Britain’s wind farm capacity factor over the past six months, highlighting times when it fell below 20% for more than a day

Both the frequency and duration of these events matters.  Looking back over the Electric Insights archives, this was the longest cold-calm spell that Britain has experienced in over a decade.  February 2010 also saw 11 days with wind capacity factors never going above 20%.  However, back in 2010 most of Britain’s wind farms were onshore and so average capacity factors were lower.  Also, the impact of low wind speeds was barely noticeable back in 2010, as Britain’s wind capacity then was one-sixth of current levels.  

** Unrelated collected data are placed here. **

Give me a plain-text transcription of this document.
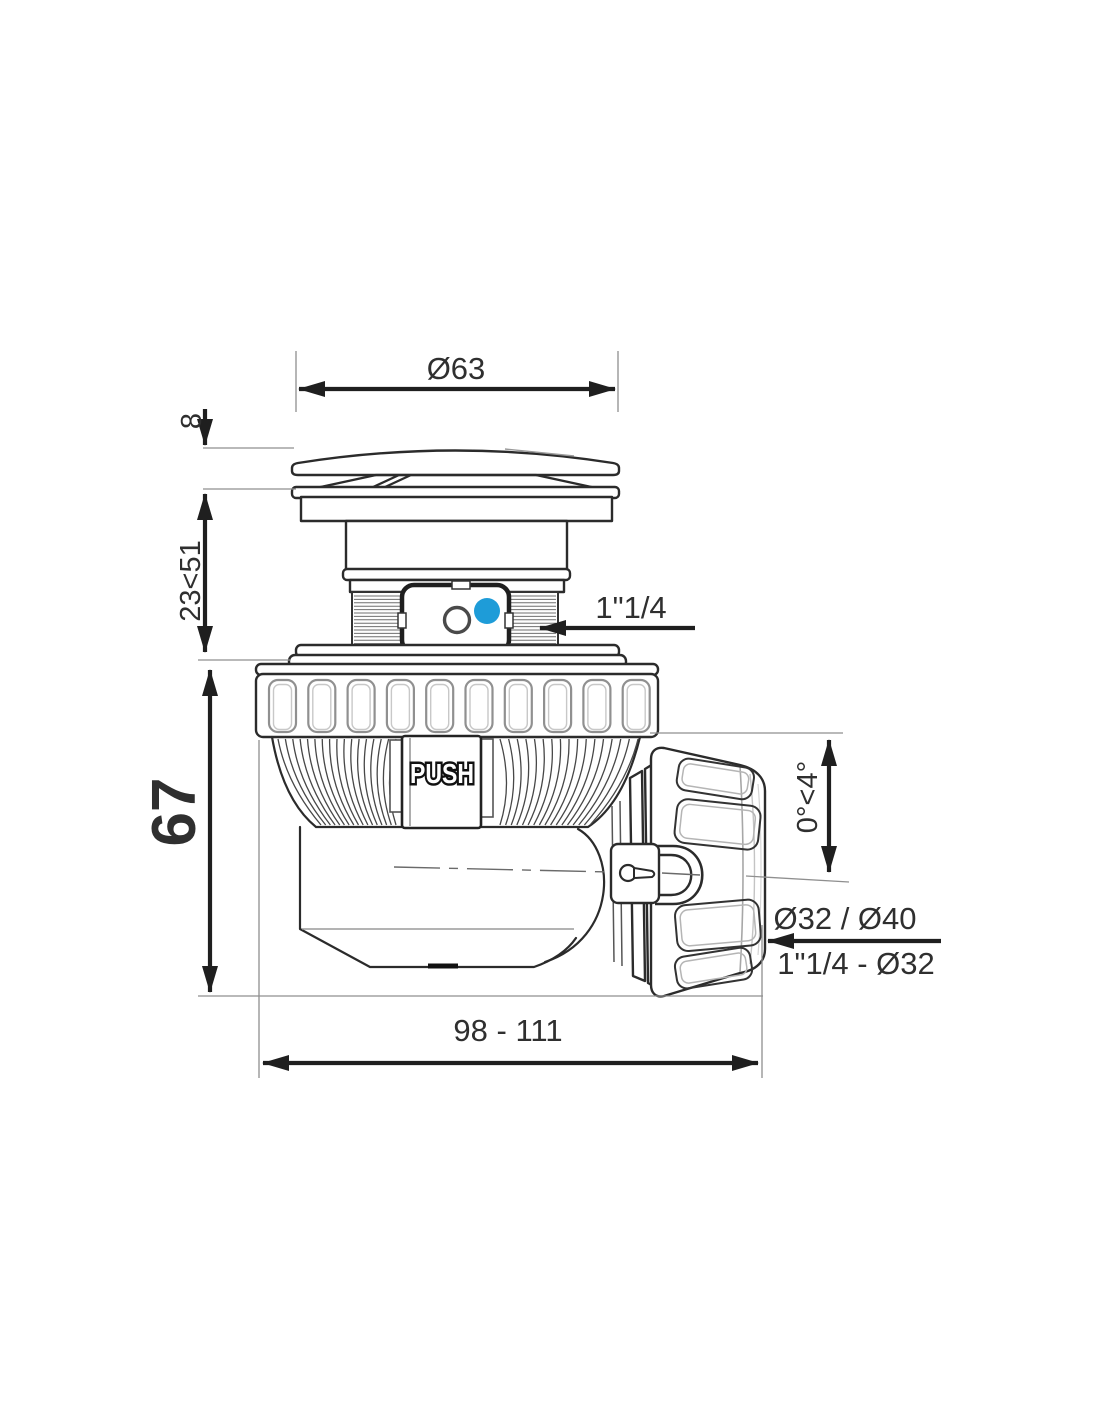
PUSH
Ø63
8
23<51
67
1"1/4
0°<4°
Ø32 / Ø40
1"1/4 - Ø32
98 - 111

Based on longer records of historical wind speed data from Renewables.ninja, the March Dunkelflaute could be expected roughly once every 20 years, statistically speaking.  Prolonged low-wind periods should be accounted for when designing Britain’s energy system security, and they should not be seen as a ‘black swan event’ which cannot be anticipated.

The power system coped in March because the shortfall in wind was made up by fossil fuels, particularly the 28 GW of gas power stations.  Fossil fuels peaked at a 73% share of all electricity generation on the 6th of March.  While coal and biomass stations ran at close to full output to help, Britain’s nuclear output actually fell to its lowest this year during the low-wind period.  Nuclear output dropped to just 3.6 GW, 30% below its average for the quarter, as maintenance outages continued to affect the fleet.

The output from Britain’s wind farms is almost exclusively balanced by gas power stations.  Throughout the quarter their outputs were the mirror image of one another, performing an elaborate dance to keep the system balanced.  For every GW that wind output falls, gas output rises by 0.84 GW.  When all other generation sources are combined, their output only varies by 10% around their average of 13 GW across the quarter.

Daily average output from wind farms and gas power stations during Quarter 1 of 2021

The UK’s ambition to reach net zero would prohibit the use of (unabated) gas power plants for such long periods.  While a variety of clean flexibility options could replace gas, the scale and duration of wind droughts may rule many of them out. 

The lull in March saw a deficit of over 10 GW of wind capacity compared to the surrounding weeks, and some 2,300 GWh of energy.  In comparison, the UK’s largest storage facility – the Dinorwig pumped hydro plant in North Wales – stores just 9 GWh.  Battery storage systems are ideal for providing peak power, but their duration (and total energy storage) is limited. Over 10,000 of the world’s largest battery storage systems would be needed to cover the shortfall, occupying a space the size of Liverpool city.[2]

Interconnectors can help, but these weather patterns tend to affect the entire north-west of Europe, meaning our neighbouring countries would also be short of capacity.  Flexible demand may be insufficient for a different reason – households and industries may be willing to turn down their consumption for a few hours at a time, but doing so for over a week straight is another matter.   This restricts the options for dealing with large-scale weather variability to longer-duration storage or low- and zero-carbon fuels such as biomass and potentially hydrogen in the future.  The four biomass domes at Drax Power Station hold enough fuel to generate 600 GWh of electricity, showing the scale that storable fuels can attain.

Weather variability will play an important part in the planning and operation of Britain’s future energy system.  The recent power outage in Texas highlights the cost of overlooking extreme weather risks (noting that it was gas generation rather than wind which drove this crisis).  Securely managing wind variability will likely require policy and market innovations, not just technical fixes.


[1] Power output as a fraction of total installed capacity

[2] Based on a 6500 m² footprint estimated for the South Australia battery farm.